‘Toen hadden we zelfs geen geld meer om te eten’

Spitsuur Arend en Marjolein Vaders runnen een bedrijf in duurzame bedden. Het gaat hun nu voor de wind, maar in 2014 waren ze nog klant bij de Voedselbank. „Het faillissement kwam als een donderslag bij heldere hemel.”

Foto’s David Galjaard

Arend: „Voorheen waren Marjolein en ik zes dagen per week bezig met ons bedrijf in duurzame bedden, maar sinds een paar jaar proberen we het wat rustiger aan te doen en beperken we ons tot vier of vijf dagen.”

Marjolein: „Als het lukt, ben ik op donderdag vrij en Arend op dinsdag. Op Tweede Paasdag en Tweede Kerstdag zijn we dicht.”

Arend: „Dat zijn dagen voor funshoppers, dat past niet bij ons bedrijf. Wij hebben geen ballenbad enzo. Klanten die een duurzaam bed willen, komen toch wel.”

Marjolein: „Ons bedrijf is voortgekomen uit de onderneming van mijn vader. Hij was bontwerker, een heel oud ambacht. Maar dat hield in de jaren tachtig op door de anti-bontprotesten. In een paar maanden tijd zag hij zijn levenswerk verdampen. Toen is hij overgeschakeld op bruidsmode, maar dat gaf hem veel stress. Hij kon zijn ei er niet in kwijt. Toen is hij vertegenwoordiger in bedden geworden. Bedden van synthetisch materiaal. Bij klanten thuis zag hij waar dat toe kon leiden: vocht, schimmel, kuilen. Omdat hij altijd met natuurlijke materialen had gewerkt, is hij toen op die manier bedden gaan maken, met paardenhaar en plantaardige vezels bijvoorbeeld. Hij maakte ze zelf, samen met Arend.”

Arend: „Dat was echt pionieren. Ik had een elektrotechnische opleiding gehad, maar ik zat in die tijd zonder werk. Toen vroeg mijn schoonvader of ik af en toe kon bijspringen. Ik heb in die periode allerlei baantjes gehad: magazijnmedewerker, vrachtwagenchauffeur, monteur van gok- en flipperkasten… Maar toen het beter ging met het beddenbedrijf, ben ik daar vast gaan werken.”

Marjolein: „Ik deed de marketing. Ik vond het verhaal over duurzame bedden mooi en die natuurlijke materialen roken zo heerlijk!”

Geen zakgeld meer

Arend: „De crisis van 2008 overleefden we, maar in de nasleep ervan ging het fout. We hadden toen drie winkels: in Nederland, Hongkong en Zwitserland. De orderportefeuille slonk, we wilden uitbreiden naar de VS, maar daar kregen we de tijd niet voor. Op 7 april 2013 ging mijn schoonvader naar de rechtbank om faillissement aan te vragen.”

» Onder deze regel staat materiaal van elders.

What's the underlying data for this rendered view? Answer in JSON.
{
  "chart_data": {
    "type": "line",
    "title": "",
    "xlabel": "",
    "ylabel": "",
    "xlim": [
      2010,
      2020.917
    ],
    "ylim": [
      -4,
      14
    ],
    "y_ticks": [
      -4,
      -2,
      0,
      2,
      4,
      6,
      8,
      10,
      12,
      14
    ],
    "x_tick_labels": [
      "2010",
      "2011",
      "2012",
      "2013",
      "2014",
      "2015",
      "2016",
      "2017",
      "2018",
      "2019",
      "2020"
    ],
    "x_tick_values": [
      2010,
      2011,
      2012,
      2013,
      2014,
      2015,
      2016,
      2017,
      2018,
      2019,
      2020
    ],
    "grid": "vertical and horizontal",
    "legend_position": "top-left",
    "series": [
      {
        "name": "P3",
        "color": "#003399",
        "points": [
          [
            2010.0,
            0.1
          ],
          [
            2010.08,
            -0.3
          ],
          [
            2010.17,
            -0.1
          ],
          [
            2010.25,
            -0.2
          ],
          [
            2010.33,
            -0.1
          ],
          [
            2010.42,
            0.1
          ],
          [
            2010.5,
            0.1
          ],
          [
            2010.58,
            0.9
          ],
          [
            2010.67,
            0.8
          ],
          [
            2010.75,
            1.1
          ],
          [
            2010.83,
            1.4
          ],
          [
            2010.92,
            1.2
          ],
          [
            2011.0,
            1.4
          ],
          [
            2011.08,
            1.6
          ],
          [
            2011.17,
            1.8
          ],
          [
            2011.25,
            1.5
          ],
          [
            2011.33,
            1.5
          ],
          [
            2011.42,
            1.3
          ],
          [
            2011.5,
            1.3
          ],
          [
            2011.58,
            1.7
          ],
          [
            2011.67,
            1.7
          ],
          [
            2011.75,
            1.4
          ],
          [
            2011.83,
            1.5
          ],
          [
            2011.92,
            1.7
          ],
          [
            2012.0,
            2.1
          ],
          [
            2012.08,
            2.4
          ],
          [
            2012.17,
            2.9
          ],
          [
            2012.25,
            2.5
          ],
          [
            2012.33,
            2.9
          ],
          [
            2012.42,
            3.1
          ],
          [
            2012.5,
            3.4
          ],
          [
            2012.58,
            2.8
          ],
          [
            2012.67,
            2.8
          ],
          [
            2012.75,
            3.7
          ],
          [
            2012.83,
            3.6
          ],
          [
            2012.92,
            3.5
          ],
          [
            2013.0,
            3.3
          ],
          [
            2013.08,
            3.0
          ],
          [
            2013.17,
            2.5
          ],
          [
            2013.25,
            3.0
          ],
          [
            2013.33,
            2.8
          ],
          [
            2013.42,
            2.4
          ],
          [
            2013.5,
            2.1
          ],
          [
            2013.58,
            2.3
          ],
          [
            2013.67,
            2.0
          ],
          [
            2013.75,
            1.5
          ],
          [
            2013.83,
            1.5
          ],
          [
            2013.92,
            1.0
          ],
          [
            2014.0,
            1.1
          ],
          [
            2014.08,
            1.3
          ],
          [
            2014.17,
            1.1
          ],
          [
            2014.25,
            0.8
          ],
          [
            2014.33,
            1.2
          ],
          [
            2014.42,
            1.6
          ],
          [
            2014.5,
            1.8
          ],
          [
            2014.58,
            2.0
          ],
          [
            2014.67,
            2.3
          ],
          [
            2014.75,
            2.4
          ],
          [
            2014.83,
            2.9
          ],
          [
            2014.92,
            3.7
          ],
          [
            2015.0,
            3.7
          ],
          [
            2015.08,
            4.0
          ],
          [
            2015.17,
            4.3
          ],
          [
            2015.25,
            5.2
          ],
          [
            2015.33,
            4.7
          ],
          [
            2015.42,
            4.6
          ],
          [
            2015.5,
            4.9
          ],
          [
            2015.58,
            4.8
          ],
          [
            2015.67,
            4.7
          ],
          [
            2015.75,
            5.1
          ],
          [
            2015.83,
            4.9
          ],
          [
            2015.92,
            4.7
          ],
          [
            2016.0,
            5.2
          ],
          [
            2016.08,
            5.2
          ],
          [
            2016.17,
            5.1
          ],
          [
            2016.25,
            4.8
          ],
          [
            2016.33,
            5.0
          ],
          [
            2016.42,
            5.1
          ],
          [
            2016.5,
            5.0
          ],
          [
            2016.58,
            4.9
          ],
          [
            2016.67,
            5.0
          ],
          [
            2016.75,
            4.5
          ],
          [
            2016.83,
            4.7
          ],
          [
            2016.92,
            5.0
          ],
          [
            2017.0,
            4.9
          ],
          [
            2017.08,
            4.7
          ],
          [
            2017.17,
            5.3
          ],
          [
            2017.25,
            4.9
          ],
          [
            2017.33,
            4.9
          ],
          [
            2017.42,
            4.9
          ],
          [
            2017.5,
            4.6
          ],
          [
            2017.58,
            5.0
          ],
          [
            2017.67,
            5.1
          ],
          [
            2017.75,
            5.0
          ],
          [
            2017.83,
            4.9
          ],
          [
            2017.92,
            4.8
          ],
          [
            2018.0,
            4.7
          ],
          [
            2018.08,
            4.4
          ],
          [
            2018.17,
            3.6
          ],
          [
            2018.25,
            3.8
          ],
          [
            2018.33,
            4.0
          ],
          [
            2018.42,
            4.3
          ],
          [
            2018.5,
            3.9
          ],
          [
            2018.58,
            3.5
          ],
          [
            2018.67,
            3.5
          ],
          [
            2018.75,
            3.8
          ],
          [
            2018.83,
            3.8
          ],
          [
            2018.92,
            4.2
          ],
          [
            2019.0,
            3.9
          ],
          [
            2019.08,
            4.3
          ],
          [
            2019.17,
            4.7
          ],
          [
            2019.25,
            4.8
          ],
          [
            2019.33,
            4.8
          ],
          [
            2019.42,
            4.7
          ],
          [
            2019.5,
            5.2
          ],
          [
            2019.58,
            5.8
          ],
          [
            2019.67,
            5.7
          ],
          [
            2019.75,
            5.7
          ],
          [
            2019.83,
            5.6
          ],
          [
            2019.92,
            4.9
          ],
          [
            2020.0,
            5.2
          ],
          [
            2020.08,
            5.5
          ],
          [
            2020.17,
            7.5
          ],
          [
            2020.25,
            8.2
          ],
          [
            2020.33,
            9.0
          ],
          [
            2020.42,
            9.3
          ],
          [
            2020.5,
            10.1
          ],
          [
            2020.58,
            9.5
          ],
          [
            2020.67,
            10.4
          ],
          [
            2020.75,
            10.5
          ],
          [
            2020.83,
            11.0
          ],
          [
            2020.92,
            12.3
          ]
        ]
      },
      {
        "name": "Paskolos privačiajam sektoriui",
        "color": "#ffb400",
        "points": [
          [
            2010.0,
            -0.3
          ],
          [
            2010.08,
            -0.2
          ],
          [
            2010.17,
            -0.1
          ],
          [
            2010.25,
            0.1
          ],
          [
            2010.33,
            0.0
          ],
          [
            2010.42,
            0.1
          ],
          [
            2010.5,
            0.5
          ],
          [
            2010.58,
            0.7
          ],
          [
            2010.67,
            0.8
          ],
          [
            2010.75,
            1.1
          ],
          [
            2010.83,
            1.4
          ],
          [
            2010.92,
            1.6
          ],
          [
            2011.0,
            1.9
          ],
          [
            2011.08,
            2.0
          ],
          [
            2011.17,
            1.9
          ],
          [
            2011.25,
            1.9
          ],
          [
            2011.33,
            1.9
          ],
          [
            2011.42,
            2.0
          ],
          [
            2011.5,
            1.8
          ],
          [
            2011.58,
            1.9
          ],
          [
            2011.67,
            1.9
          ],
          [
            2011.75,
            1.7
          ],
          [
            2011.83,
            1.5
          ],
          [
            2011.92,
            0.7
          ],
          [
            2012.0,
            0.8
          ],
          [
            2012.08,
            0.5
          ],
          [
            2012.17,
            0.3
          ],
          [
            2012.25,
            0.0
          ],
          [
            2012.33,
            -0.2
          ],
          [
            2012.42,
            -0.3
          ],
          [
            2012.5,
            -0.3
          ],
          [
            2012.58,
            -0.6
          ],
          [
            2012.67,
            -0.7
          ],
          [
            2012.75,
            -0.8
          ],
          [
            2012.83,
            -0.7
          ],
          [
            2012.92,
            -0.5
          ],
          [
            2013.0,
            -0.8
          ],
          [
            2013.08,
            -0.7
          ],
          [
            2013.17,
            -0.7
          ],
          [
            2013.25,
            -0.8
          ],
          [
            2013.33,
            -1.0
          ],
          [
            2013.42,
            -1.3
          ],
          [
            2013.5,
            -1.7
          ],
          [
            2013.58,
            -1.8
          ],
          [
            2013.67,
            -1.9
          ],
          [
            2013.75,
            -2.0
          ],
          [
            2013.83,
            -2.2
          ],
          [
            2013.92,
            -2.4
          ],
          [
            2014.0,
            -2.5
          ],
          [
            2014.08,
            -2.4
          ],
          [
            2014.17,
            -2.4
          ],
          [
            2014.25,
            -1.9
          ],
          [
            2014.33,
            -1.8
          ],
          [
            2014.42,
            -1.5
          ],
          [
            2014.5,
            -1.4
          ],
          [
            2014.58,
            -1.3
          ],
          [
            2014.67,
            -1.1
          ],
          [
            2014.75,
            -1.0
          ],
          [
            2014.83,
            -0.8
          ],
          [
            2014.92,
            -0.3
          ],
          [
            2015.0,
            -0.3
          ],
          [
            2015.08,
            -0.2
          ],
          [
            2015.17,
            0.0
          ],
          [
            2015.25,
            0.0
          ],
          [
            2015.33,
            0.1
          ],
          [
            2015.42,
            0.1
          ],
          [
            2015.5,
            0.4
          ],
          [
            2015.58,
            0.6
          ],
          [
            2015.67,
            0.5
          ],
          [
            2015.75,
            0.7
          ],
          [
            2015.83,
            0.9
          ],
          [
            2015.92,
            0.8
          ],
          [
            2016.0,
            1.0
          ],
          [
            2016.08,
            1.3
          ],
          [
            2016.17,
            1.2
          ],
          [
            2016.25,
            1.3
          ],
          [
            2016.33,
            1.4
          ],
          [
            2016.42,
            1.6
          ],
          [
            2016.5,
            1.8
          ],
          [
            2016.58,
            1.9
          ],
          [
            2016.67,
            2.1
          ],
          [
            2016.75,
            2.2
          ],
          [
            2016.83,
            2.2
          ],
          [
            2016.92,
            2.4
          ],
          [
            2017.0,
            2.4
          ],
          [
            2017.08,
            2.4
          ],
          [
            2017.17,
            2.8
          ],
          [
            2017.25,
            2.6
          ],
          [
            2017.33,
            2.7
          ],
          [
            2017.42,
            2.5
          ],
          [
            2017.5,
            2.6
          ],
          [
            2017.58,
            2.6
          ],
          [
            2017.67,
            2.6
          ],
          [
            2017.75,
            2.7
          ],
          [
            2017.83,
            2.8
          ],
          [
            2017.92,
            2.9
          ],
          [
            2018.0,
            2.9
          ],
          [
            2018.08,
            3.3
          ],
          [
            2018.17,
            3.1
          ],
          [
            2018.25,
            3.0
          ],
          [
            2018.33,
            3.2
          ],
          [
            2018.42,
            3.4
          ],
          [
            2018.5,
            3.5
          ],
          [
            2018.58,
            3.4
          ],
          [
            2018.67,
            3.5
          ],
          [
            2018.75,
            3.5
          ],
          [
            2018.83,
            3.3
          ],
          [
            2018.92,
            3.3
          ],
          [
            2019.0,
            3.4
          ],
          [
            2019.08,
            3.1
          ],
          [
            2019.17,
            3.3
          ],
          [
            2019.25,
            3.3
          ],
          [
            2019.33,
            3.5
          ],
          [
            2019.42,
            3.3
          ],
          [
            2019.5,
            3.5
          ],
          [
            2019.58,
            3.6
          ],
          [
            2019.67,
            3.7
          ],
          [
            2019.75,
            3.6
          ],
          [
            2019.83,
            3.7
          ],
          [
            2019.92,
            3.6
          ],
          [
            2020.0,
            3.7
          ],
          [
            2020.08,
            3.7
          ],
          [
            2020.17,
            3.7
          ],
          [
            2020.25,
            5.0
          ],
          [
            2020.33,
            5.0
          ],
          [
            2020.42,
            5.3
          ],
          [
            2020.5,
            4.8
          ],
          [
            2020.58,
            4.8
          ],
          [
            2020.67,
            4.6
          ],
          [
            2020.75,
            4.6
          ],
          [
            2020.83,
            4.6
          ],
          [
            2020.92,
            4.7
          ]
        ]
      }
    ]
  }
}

Marjolein: „Hij wilde niet bezuinigen en heeft de stekker uit het bedrijf getrokken.”

Arend: „Toen zaten we alle drie zonder werk. En zonder recht op een werkloosheidsuitkering.”

Marjolein: „Het kwam als een donderslag bij heldere hemel. We hadden geen idee welke kant we op moesten. We hebben toen een doorstart gemaakt, ook omdat er elders weinig werk was. We hebben een breder assortiment ontwikkeld en gevarieerdere prijzen ingevoerd. En ik ben gaan werken bij een drogist.”

Arend: „Financieel was de situatie penibel, met twee pubers. Ze konden niet meer naar sport, kregen geen zakgeld meer.”

Marjolein: „Mijn baan bracht niet genoeg geld in het laatje, in maart 2014 was het gewoon op. Toen hadden we zelfs geen geld meer om te eten en kwamen we bij de Voedselbank terecht.”

Lees verder…….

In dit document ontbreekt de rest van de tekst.